I just finished Wolf Hall which, as by now everybody knows, is an excellent novel about the early to middle reign of Henry VIII, focusing on and seen through the eyes of Thomas Cromwell. The genius of this book is Mantel's focus on the details of Cromwell's life: his personal relationships and tragedies, political maneuverings and skillful use of power, which he is always accumulating more of. Who knows how absolutely accurate all Mantel's day-to-day details are about the figures in Cromwell's household and his minute-by-minute political strategies. Mantel herself in her acknowledgements speaks of her own "fumbling speculations." I don't really care much about that. This is fiction after all, and Mantel provides an aura of authority about, at the very least, the principal political/religious players and their opinions and actions. I will say, though, that after a while (about halfway through) the tone and narrative voice began to seem repetitive to me. I had to push through that somewhat in order to get re-involved with the storytelling. That, plus Cromwell did seem a little too good to be true. Anyway, those reservations are relatively minor. Mantel's navigations through the pitch and yaw of the political scene of 16th century England, which, as we read, not incidentally provides plenty of insight into the use and abuse of power more generally, and the frequent vanity and crassness of the powerful, adds up all in all to a very rich and enjoyable artistic experience.

16MissWatson
Déc 20, 2022, 3:20 am

I have finished The siege of Krishnapur which was everything I was promised it would be.

17rocketjk
Déc 25, 2022, 1:32 pm

I finished Snow Country by I.J. Parker, the third entry in Parker's Sugawara Akitada Mysteries series. Akitada is a low-level nobleman in 11th-century Japan who's become known, in the series' first two books, for his ability to solve murders and annoy his superiors. Now he's been sent to be the governor of a far northern province where the emperor's authority is but barely acknowledged and a powerful warlord holds sway instead. Akitada's job is to get this situation in hand. He is accompanied by his wife and by his two loyal lieutenants, Tora and Hitomara. Soon, as will happen in murder mysteries, there is a murder. Then the bodies begin accumulating. Plus there is the problem for Akitada of asserting his imperial authority.
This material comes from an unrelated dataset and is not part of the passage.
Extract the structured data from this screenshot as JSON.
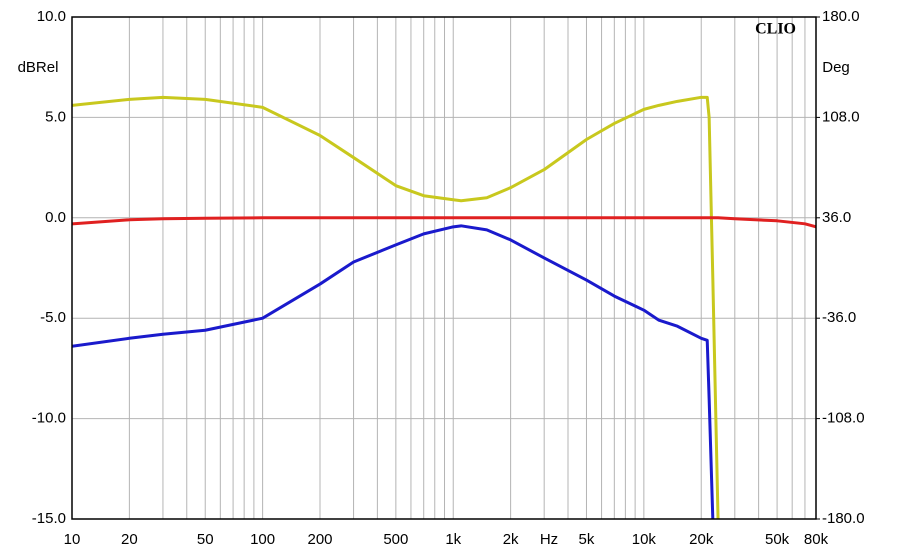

These books have been fun all along, and I will say that in this third book the quality of the writing has gone up a notch, both in terms of the sentence-level work (many fewer cliches, for one thing) and the the plotting.

18MissWatson
Jan 24, 2023, 3:34 am

I am having fun with the adventure classics of Rafael Sabatini. The Sea-Hawk features Barbary pirates in the Elizabethan age, The trampling of the lilies is set during the French Revolution. Ripping yarns both.